If you love the craft of what you do, interacting with clients, overseeing the creative output and taking pride in the work, riding solo might be for you. You can still work with specialists and delegate aspects of your work as a solopreneur.
Agency or Studio
Agencies are multi-disciplinary. An agency consists of several services under one roof.
A creative agency might include graphic design, strategy, messaging, brand naming, UX/web design, marketing, video, photo, etc. There are two ways to look at an agency: (1) the Swiss Army Knife (which does several things poorly), or (2) The Toolbox (which is a collective of highly-specialized tools, each one doing one thing extremely well). If you’re a solo agency, you will likely be the Swiss Army Knife. In my opinion, the only way to do great creative services as an agency is to build a team (a toolbox with several specialists).
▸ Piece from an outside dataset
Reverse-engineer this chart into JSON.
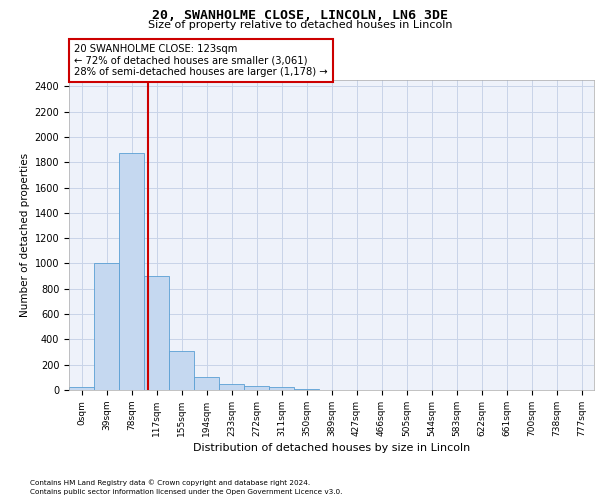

A studio is not necessarily small. For example, Pentagram is one of the largest graphic design studios in the world (several employees, multiple offices, worldwide recognition, multi-million dollar projects). They are a studio because they focus on one discipline really well – graphic design (primarily identity design). https://www.pentagram.com/
You can always start with one or two disciplines and add them as you progress with being an agency in mind.
Generalist or Specialist
Do you want to focus on one niche, or have a wide range of experience in several industries? There are pros and cons in each. Having a niche allows you to gain deep knowledge in one industry, allowing you to more easily develop “expert” status. Many people are concerned with focusing on a niche because they think it will be limiting. This often isn’t the case. In many cases narrowing in a niche allows you to open the gates of creativity within a particular domain.
However, in many other cases, people who focus on a niche can develop cognitive entrenchment. If the only tool you have is a hammer, everything looks like a nail. It’s common to get caught in the rut of creating the same type of thing over and over again. It also puts you in a vulnerable spot if the industry changes or is disrupted.
Generalists tend to adopt lateral thinking (the ability to apply a wide-range of solutions to a wide-range of problems). This is helpful if you’re developing a custom creative services company.